We now know the identity of at least one of the shooters who took aim at police officers last night in Dallas. But even as we learn more about one of the shooters — including his declaration of his intent to “kill white people” — some are already trying to distance him from black supremacist and activist organizations.
Via The Daily Mail:
The man who shot 12 police officers, killing five, at a Black Lives Matter protest in downtown Dallas on Thursday night has been named as Micah Xavier Johnson, a 25-year-old Army reservist with no criminal history or ties to terror groups.
Johnson, from Mesquite, Texas, a 20 minute drive from Dallas, reportedly told law enforcement that he was a veteran, and claimed to have acted alone, countering reports that as many as four gunmen were involved in the massacre.
As we reported earlier, a ‘black power” group has separately claimed ‘credit’ for last nights’ massacre, though this has not been confirmed.
‘The suspect said he was upset about Black Lives Matter. He said he was upset about the recent police shootings of black suspects. He said he was upset at white people. The suspect stated he wanted to kill white people, especially white officers,’ Dallas Police Chief David Brown revealed at a 7:30am press conference. wal
Around 11pm on Thursday, cops cornered Johnson at El Centro College and attempted to negotiate, but four hours later the talks failed and a robot was brought in to detonate a bomb and kill the suspect. This was after shots had rung out at a previously peaceful protest in downtown Dallas with demonstrators screaming and running for their lives as cops dropped dead one by one.
Two other suspects were taken into custody after fleeing the scene in a black Mercedes.
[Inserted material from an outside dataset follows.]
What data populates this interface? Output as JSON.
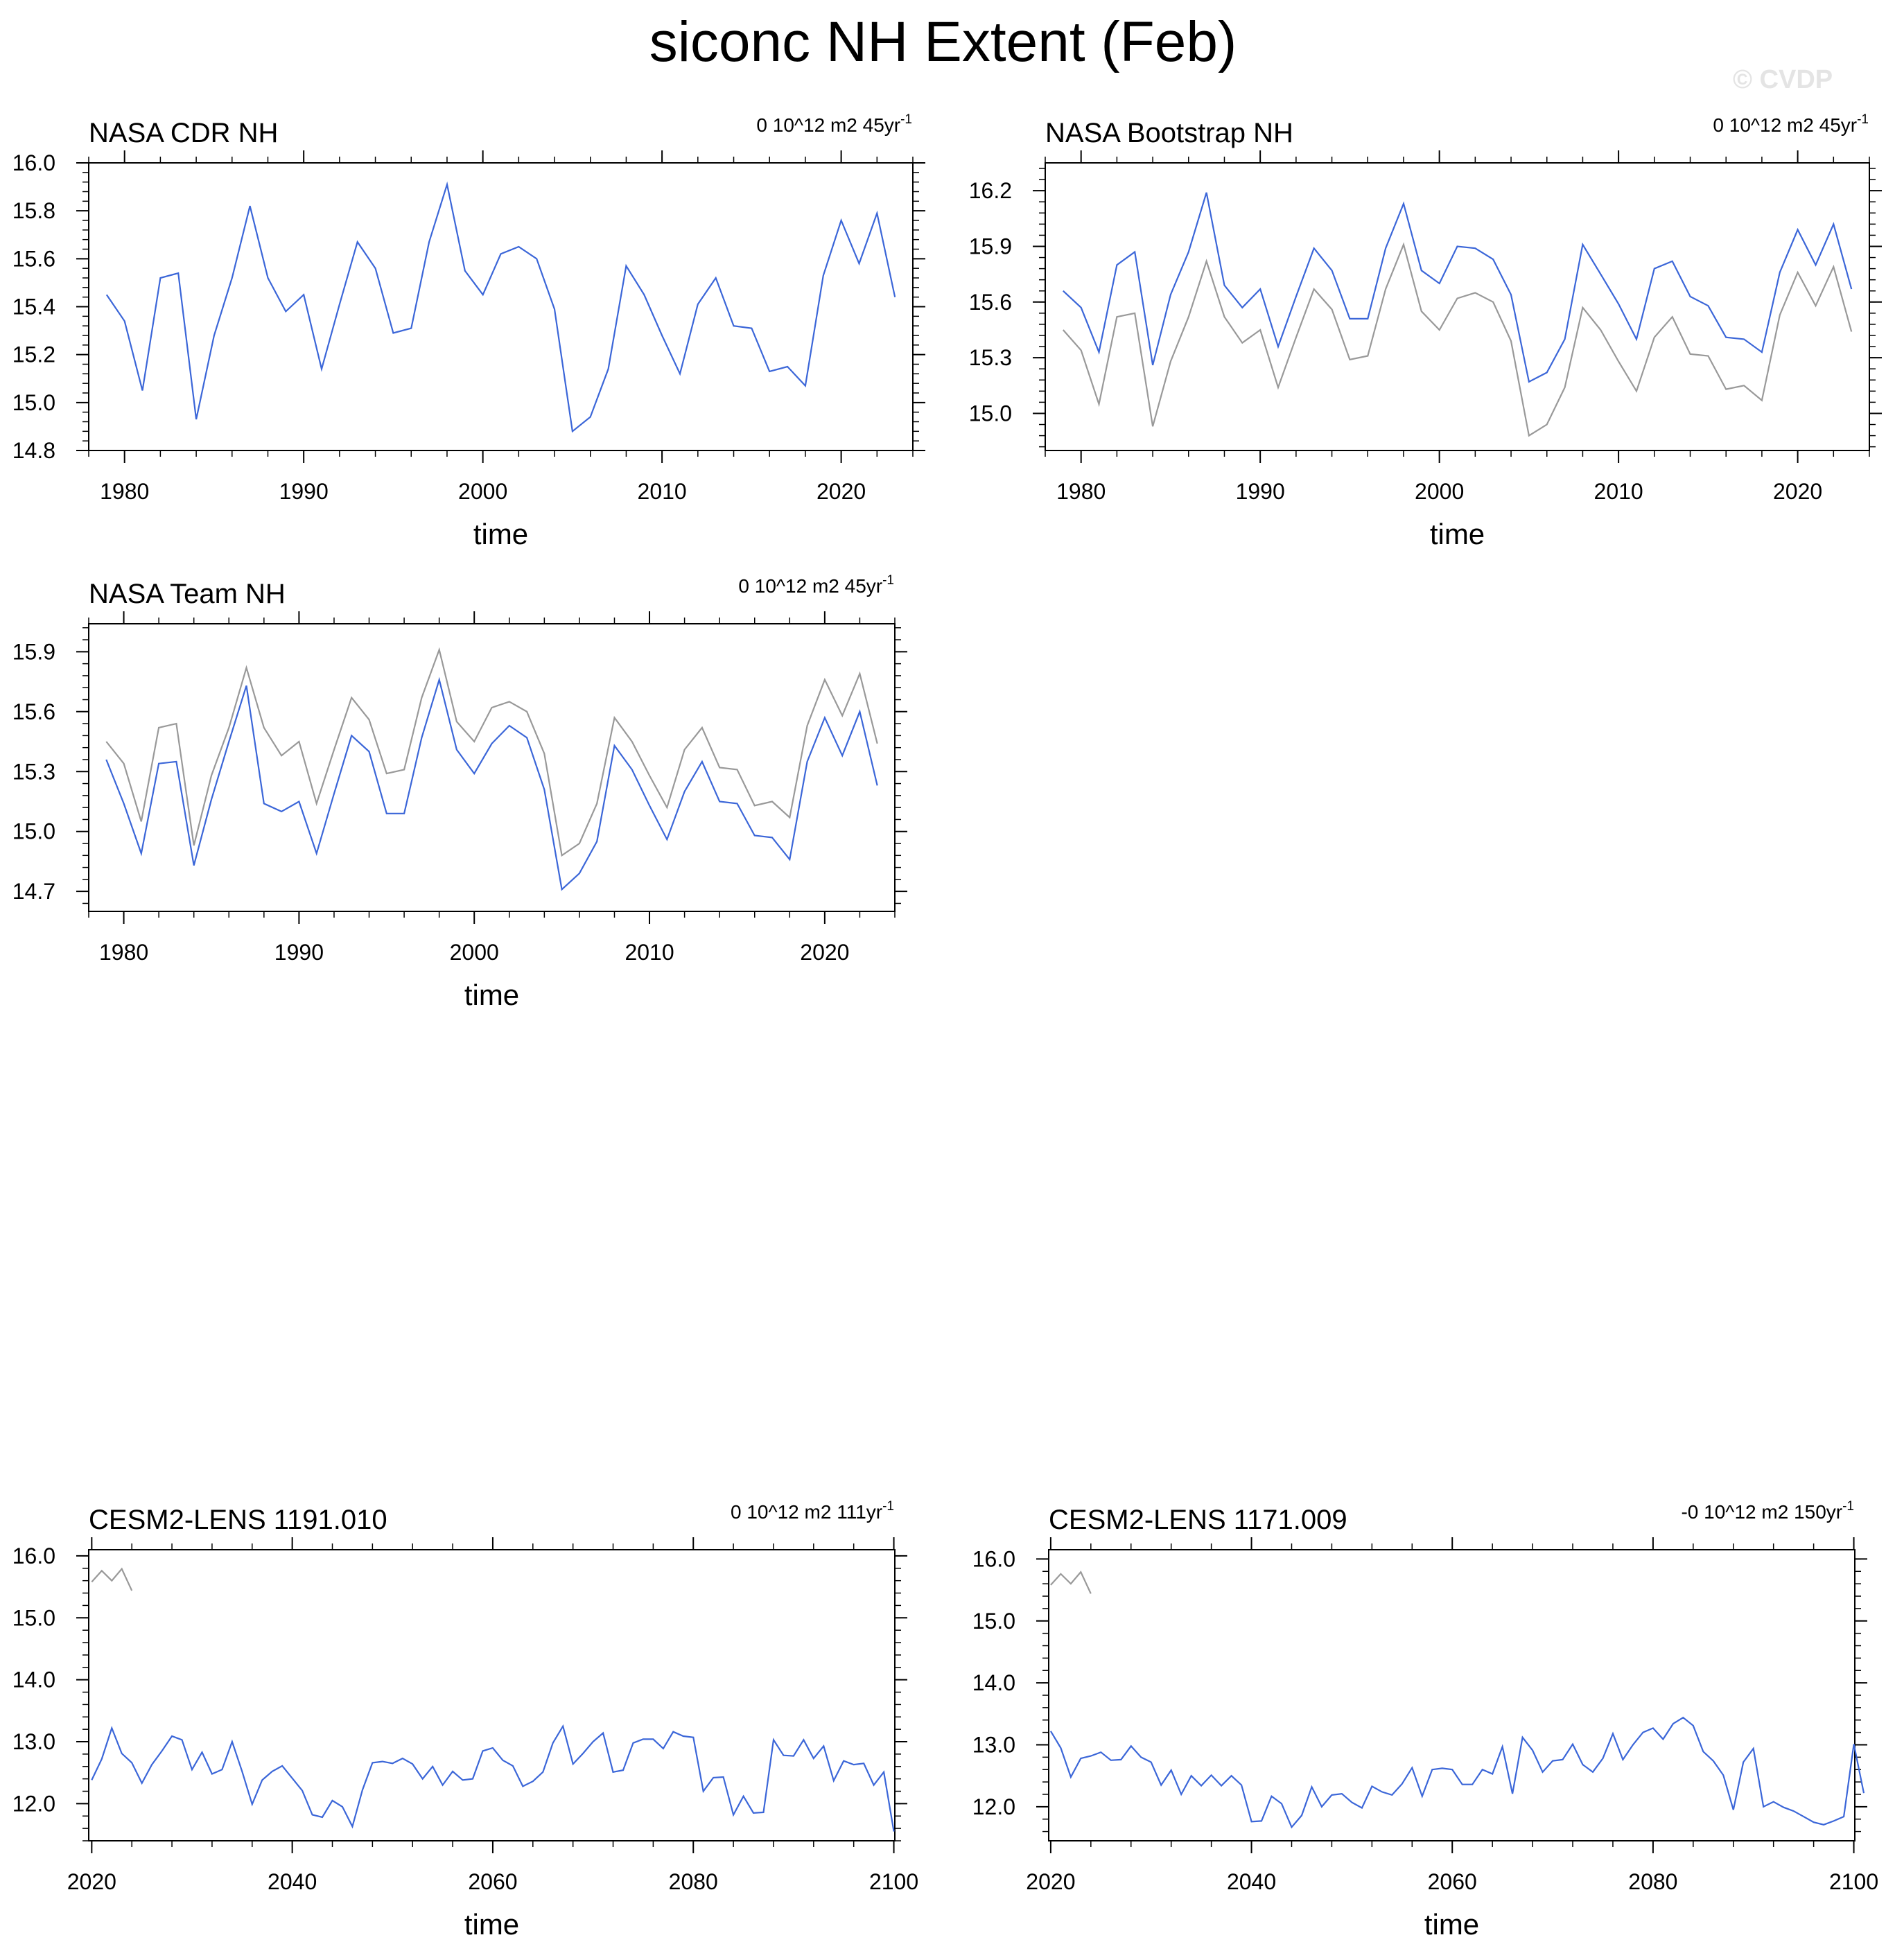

An officer saw one of the pair hurriedly putting a camouflage bag in the back of the car before driving off ‘at a high rate of speed’.
A female, who was in the same area as Johnson, was also taken custody, however Brown said: ‘We still don’t have complete comfort that we have all the suspects.’
Johnson reportedly fired from an ‘elevated position’, picking off officers ‘ambush style,’ Police Chief David Brown said, suggesting that the shooter had some tactical background. ‘Some officers were shot in the back,’ he added.
Army officials said Johnson was a soldier in the reserves and had served a tour of duty in Afghanistan. Pictures on Facebook suggest that Johnson’s father, James, was also in the military. While he professed a hatred for white people in his last words to a hostage negotiator, it appears his step-mother was white. Donna Ferrier Johnson, a teacher for Dallas schools, proudly shared pictures of her step-son in uniform to her page.
Nevertheless, Johnson’s activity online suggest he became interested with black militant groups. On Facebook, he identified himself as a black nationalist, and his profile picture shows him wearing a dashiki and holding a clenched first in the air like a Black Panther member.
He also liked pages for several pages related to the Nation of Islam, the Black Riders Liberation Party, the New Black Panther Party and the African american Defense League.
Interestingly, The New York Times is reporting that “investigators have not turned up any evidence that he had ties to the Black Lives Matter movement or to political groups. The official said that Justice officials have reached out to the Pentagon to obtain Mr. Johnson’s military records.”
Somehow, one gets the impression the focus seems to be on his military experience — while already beginning to distance him from possible inspiration by radical black activist groups. Sorry for being skeptical, but one has to wonder where this is headed… guns bad, military bad, but hateful anti-cop, anti-white rhetoric has nothing to do with this?
Whether or not Mr. Johnson was formally affiliated with the likes of Black Lives Matter, it would appear that his social media profile warrants further investigation on this front. We cannot ignore the influence amped-up racially-divisive, anti-police rhetoric in this country is having on this the violence against our men and women in blue in this country.
How is it when Donald Trump says something controversial, he’s decried for “hateful rhetoric” that could potentially cause problems — but these black supremacist organizations are just A-OK?